The interruption came when Commissioner Anna Curnow – one of three presiding over the hearing – questioned urban planning expert Ian Munro on his contention that an additional 500 houses, that would be permitted under PC78, would not be “game changing” for Mangawhai, considering that this number of houses was significantly higher than existing zoning provided for.

“It's not game changing taking in the entirety of Mangawhai, which includes the existing village and the extent of the heads,” Mr Munro said.

Responding to a chorus of disapproval from attendees, chair Greg Hill moved to restore order.

“Mr Munro is just expressing his professional view. I think you need to give him respect and let him say his piece,” Mr Hill said.

Mr Munro went on to say that the majority of proposed additional houses were in an area already zoned for higher-than-typical density housing for Mangawhai.

He added that most of them would be screened from view, with the exception of 146 houses that would be located on an elevated site and visible as part of Mangawhai's broader landscape.

“For someone visiting the entirety of Mangawhai – I just can't imagine that the addition of an extra 146 houses is going to leave behind a lasting impression that Mangawhai as a whole is significantly larger than it would otherwise have been, or significantly different from what it would otherwise have been,” he said.

Other expert witnesses testifying on behalf of Mangawhai Central included engineer James Dufty, who spoke on water supply, planning consultant Mark Tollemache, and hydrogeologist Jon Williamson.
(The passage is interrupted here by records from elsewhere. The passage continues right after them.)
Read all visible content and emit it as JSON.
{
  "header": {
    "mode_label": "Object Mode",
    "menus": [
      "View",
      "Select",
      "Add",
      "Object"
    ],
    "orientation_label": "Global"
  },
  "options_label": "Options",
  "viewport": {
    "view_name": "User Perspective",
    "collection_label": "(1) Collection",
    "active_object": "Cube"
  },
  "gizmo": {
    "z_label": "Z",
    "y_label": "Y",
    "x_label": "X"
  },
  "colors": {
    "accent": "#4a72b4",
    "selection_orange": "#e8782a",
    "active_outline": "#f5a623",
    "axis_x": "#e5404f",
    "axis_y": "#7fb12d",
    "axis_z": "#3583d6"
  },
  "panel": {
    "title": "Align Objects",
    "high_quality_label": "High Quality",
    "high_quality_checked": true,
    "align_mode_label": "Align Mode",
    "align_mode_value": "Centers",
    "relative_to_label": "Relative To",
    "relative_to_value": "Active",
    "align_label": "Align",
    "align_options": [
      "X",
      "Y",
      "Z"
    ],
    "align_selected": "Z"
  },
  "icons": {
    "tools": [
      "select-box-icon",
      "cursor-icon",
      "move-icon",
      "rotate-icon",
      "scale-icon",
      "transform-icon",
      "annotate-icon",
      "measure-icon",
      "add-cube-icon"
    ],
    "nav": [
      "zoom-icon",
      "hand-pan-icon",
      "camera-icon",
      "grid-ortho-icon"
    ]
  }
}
Mr Dufty and Mr Williamson said they were satisfied the development of the site proposed by the plan change was feasible from a water engineering perspective. Mr Tollemache said subject to some amendments, PC78 adequately addressed a range of resource management issues related to residential growth, character and attractiveness.

At the outset of the re-convened hearing, chair Greg Hill said the hearing panel had heard from the applicant and all the submitters last November. The applicant had been asked to address concerns raised by submitters and speak to them.

He said the panel would not give submitters the opportunity to speak at the re-convened hearing but acknowledged the panel had received additional written submissions from them.
Among them was one from residents' group Mangawhai Matters.

In its written submission, Mangawhai Matters voiced concerns that the provisions of PC78 were insufficient to “encourage residential development that complements the traditional and valued beach settlement character of Mangawhai”.

The submission said that the proposed additional 500 dwellings were too many to be serviced by Mangawhai's existing wastewater system, which was already in debt by more than $50 million.

It expressed further concern that ratepayers would be left burdened by the cost of additional infrastructure required for Mangawhai Central – notably, in relation to additional transport networks, community facilities and stormwater infrastructure.

Altogether, the Kaipara District Council (KDC) received 208 submissions on Mangawhai Central's private plan change application, with 198 opposed to the development.

Commissioners will now make a recommendation to KDC on whether to confirm the plan change, refuse it or confirm it subject to certain provisions. The date of the decision is unknown.